Марьясов доверительным тоном спросил:
– Каких, если доверяете?
– Медное лицо его, изрезанное морщинами, которые обычно весело играли, в этот миг застыло.
– Ну, это не важно...
– Сокол запнулся.
– Вы-то нам доверяете?
– Разумеется, - уверил его Марьясов.
– Заключения совпадают с мнением следствия. Он и вас подставил - с вашего телефона отправил факс игривого содержания в Пекин. А что касается денег...
– Мы еще их не трогали!
– быстро ответил Марьясов.
– Вы имеете в виду - на счету Института? Но были наличные! Он признал. Да и мы, когда впервые задержали, зафиксировали их. Говорит, израсходовал на химреактивы. Поди проверь.
Марьясов кивнул на телефон:
– Можно у биофизиков спросить. Давайте узнаю?
– Я сам узнаю, если будет нужно! Я, собственно, уточнить насчет вашей подписи... если к вам обратятся...

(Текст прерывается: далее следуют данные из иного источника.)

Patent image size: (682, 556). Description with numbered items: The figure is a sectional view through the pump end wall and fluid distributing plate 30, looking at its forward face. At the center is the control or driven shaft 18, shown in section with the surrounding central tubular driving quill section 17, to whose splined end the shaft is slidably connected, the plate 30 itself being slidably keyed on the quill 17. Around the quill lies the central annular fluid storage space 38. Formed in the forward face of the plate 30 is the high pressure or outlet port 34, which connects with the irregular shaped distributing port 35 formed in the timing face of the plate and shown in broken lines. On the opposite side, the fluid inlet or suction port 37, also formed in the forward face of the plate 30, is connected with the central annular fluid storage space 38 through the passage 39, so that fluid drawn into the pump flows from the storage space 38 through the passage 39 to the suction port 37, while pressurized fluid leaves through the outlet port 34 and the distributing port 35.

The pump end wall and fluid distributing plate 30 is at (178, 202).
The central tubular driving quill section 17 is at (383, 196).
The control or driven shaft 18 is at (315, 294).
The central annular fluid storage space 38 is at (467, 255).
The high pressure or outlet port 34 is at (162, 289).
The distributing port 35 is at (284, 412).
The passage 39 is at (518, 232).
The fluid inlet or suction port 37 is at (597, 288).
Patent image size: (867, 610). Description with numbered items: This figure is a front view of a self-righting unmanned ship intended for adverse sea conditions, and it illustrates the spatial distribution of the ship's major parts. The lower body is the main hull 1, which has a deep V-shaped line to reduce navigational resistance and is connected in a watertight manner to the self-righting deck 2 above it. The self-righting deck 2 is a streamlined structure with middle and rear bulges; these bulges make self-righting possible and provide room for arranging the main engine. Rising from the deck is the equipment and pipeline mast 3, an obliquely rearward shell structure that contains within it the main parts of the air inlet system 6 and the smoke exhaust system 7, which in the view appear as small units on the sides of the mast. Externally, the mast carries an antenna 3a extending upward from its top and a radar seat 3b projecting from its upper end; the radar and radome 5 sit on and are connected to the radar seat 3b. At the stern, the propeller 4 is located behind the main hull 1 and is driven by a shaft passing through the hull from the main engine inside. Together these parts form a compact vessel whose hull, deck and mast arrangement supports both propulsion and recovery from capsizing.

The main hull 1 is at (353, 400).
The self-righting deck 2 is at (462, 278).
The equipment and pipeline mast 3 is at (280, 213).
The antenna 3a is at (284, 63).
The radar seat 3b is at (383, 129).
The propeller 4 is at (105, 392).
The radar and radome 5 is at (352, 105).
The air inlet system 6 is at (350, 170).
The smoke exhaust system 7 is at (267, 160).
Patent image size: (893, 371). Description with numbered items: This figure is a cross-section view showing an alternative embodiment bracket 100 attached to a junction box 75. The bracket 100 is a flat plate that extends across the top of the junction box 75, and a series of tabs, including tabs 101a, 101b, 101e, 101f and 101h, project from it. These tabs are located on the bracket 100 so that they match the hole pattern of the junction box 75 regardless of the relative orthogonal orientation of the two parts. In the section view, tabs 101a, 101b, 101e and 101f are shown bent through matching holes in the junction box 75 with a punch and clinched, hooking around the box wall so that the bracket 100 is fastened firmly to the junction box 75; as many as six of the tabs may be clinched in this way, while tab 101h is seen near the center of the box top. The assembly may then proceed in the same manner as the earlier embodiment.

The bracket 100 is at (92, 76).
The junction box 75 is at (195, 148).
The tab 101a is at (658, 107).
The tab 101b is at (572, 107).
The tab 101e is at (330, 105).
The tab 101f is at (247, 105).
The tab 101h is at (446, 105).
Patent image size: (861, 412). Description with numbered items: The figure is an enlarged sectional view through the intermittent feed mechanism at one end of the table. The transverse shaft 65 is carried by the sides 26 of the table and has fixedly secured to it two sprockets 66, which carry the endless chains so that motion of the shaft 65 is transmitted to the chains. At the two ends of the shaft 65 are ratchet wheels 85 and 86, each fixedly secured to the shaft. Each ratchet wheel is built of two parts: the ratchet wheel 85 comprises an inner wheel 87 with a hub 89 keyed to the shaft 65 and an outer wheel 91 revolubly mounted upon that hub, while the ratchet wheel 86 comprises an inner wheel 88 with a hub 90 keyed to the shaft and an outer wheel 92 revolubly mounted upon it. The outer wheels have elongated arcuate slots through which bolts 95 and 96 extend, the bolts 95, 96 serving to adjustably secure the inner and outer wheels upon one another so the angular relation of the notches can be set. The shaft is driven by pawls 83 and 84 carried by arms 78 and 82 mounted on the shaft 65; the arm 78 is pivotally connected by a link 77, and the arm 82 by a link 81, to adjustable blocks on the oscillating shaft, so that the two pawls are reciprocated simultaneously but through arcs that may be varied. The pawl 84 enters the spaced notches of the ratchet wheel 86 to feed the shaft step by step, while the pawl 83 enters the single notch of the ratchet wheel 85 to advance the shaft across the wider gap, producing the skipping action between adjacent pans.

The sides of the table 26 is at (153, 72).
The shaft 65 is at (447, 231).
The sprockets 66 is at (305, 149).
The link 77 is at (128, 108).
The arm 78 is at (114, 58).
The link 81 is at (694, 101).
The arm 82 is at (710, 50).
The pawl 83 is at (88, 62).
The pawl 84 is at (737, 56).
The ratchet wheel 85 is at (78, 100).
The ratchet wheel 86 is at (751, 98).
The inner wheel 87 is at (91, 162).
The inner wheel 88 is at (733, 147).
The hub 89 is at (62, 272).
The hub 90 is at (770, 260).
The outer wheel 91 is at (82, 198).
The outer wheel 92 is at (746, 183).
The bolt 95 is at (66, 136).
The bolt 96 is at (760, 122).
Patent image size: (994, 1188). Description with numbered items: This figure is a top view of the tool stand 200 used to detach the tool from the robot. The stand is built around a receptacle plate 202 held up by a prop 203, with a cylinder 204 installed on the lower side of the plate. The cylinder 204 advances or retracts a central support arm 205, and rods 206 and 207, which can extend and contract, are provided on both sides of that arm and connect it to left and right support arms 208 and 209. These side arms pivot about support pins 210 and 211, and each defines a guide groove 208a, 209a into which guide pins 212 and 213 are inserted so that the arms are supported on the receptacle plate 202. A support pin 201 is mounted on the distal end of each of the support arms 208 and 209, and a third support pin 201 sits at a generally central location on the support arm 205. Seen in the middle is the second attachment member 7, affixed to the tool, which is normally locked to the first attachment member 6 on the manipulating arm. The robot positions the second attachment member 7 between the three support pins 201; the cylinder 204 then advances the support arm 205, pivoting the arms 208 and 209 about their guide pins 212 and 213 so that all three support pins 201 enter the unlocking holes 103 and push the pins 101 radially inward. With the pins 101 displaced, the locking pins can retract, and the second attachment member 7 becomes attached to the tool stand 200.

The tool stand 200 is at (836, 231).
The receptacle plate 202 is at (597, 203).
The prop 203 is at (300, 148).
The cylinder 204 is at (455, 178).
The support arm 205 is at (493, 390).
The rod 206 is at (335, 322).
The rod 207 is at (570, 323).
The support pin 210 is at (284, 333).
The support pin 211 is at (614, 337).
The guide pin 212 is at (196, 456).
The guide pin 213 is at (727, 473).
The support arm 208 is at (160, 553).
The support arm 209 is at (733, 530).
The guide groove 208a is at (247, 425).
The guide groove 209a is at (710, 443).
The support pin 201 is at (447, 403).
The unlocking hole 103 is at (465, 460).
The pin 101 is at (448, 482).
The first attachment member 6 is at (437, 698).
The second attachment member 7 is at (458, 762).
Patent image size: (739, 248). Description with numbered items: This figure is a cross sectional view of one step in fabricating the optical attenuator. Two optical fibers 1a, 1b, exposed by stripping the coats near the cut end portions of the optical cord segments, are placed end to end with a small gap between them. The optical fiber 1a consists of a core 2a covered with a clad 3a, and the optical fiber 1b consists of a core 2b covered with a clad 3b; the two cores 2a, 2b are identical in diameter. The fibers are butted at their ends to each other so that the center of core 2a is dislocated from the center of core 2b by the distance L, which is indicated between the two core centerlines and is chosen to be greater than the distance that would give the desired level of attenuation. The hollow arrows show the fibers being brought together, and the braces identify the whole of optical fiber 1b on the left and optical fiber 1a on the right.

Марьясов помолчал, глядя на майора в штатском, улыбнулся, затем улыбнулся еще шире, показав сбоку два старых золотых зуба. Другие были белые, керамические.
– Андрей Иванович, дорогой! Конечно же, я не подпишу!
Крепко пожав академику руку, майор Сокол вышел из кабинета.
Марьясов сел за стол, жестко утер ладонью лицо и надолго задумался. Звонил телефон - он не снял трубку. Заглянула в дверь секретарша, Юрий Юрьевич медленно покачал головой. Затем вдруг вызвал ее в кабинет, поманил пальцем и тихо приказал:
– Срочно ко мне Муравьеву и Ваню Гуртового!.. Ну, молоденький такой, в лаборатории Алексея Александровича.
– Поняла.
– Кира выплыла из кабинета грациозно, как привидение.
В это время молодые ученые из осиротевшей лаборатории сидели в кабинетике шефа и сочиняли открытое письмо, обращенное к общественности.
Писал Иван Гуртовой, бородатый Женя сидел, сверкая глазами-углями, а Живило бегал вокруг и диктовал. В проходе, возле шкафа со всякой стеклянной посудой, стояла на страже тетя Тося в темном платке, уткнув руки в бока.
– Местные деятели ФСБ, не понимающие ни аза в физике, вляпались в лужу, но у них нет хода назад, они теперь могут только пугать...
– Нормально!
– прохрипел Женя.
Из-за спины тети Тоси проревел, как слон, Илья Кукушкин:
– Уси-илить! "В лужу говна-а"!
Гуртовой сжал губы, положил ручку. Он был не согласен.
– Почему?!
– подскочил к нему Артем Живило.
– Что тебя не устраивает?
– Ну зачем лужа?
– тихо спросил Иван.
– И насчет "ни аза"... Кто знает, может, они наш универс заканчивали?